Results: Across sectors and cadres, health workers' overall level of satisfaction with absolute levels of compensation is not significantly associated with their overall level of intrinsic motivation. However, satisfaction with the fairness of compensation is a significant driver of motivation. The strongest drivers of motivation are not financial and include professional development opportunities, facility recognition, and opportunities for promotion. Contrary to anecdote, public sector workers demonstrated the highest levels of intrinsic motivation. Analyses indicate weak relationships between clients' overall satisfaction with their provider and health workers' perceptions about their jobs.

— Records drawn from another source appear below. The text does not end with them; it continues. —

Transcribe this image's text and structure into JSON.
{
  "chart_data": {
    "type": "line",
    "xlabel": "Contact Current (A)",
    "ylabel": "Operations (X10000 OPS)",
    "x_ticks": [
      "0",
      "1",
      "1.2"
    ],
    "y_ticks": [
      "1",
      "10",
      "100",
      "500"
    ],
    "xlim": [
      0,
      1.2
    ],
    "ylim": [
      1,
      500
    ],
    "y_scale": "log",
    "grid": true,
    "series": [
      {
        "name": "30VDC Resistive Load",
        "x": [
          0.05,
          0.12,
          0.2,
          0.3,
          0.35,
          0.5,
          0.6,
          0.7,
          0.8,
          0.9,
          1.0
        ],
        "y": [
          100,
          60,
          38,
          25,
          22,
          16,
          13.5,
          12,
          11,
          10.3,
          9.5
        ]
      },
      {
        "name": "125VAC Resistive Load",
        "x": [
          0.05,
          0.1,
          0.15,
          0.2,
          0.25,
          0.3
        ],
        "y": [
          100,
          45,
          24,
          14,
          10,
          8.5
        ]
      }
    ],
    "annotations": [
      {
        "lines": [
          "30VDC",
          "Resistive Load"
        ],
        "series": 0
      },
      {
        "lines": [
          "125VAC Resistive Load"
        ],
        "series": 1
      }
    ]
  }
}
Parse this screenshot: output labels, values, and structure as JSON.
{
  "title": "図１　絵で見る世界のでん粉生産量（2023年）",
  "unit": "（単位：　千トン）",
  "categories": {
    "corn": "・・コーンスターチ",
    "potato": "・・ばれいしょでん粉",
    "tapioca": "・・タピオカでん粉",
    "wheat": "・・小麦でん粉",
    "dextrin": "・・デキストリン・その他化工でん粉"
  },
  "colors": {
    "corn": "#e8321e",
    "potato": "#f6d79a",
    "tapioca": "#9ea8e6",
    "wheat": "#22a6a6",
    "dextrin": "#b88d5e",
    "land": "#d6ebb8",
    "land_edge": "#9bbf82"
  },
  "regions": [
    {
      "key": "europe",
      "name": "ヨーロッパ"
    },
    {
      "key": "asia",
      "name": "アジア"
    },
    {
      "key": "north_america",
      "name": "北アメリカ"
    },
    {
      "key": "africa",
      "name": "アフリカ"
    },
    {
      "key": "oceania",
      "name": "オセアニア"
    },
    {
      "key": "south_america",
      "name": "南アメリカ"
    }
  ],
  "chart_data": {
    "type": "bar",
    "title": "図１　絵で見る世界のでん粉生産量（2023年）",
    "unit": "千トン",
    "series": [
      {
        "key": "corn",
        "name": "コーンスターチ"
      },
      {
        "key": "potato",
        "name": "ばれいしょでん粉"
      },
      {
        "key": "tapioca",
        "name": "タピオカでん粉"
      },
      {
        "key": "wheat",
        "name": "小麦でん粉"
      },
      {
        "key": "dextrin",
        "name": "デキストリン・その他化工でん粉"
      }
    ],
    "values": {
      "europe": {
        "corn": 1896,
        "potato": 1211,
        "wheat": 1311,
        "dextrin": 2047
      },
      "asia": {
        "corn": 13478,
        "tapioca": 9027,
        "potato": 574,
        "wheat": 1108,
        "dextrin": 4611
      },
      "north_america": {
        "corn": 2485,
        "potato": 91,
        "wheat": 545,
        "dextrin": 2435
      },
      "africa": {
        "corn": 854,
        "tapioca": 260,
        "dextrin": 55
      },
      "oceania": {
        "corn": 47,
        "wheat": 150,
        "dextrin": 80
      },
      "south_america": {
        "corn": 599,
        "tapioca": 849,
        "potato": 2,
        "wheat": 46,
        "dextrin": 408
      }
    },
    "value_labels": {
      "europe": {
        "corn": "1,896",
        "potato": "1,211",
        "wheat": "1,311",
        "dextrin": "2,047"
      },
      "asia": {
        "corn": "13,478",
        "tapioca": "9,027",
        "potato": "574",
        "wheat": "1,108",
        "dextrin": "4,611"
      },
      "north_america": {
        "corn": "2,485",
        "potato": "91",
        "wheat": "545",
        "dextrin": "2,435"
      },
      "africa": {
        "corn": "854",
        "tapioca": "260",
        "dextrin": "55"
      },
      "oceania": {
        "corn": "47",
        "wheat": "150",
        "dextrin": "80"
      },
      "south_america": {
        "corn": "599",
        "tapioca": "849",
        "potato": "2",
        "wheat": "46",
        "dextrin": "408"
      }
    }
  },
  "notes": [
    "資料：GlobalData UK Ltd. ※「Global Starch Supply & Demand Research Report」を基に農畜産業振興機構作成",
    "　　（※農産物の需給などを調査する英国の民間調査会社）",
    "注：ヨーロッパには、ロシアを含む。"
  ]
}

Conclusions: Non-financial incentives are sustainable and are statistically associated with increases in intrinsic motivation and job satisfaction for health workers. Motivation-based incentives may be more effective in promoting job satisfaction and retention than financial incentives. Client perceptions of care and satisfaction with services are associated with variables other than health worker motivation levels.

Learning Areas:
Public health or related research

Learning Objectives:
Determine the levels of intrinsic motivation, retention, and performance for health workers in public, faith-based (Christian Health), and private for-profit facilities in Malawi Determine the drivers of intrinsic motivation for health workers in the public, faith-based (Christian Health), and private for-profit facilities in Malawi Determine whether client perceptions of the quality of the health services that they receive impact health worker motivation and job satisfaction in Malawi

Keywords: Workforce, International Health

Presenting author's disclosure statement:

Qualified on the content I am responsible for because: I am an Associate at Abt Associates. In this role, I led the study design and data collector training for this study. I also co-authored the study report that was disseminated to USAID and the Ministry of Health of Malawi.
Any relevant financial relationships? No

I agree to comply with the American Public Health Association Conflict of Interest and Commercial Support Guidelines, and to disclose to the participants any off-label or experimental uses of a commercial product or service discussed in my presentation.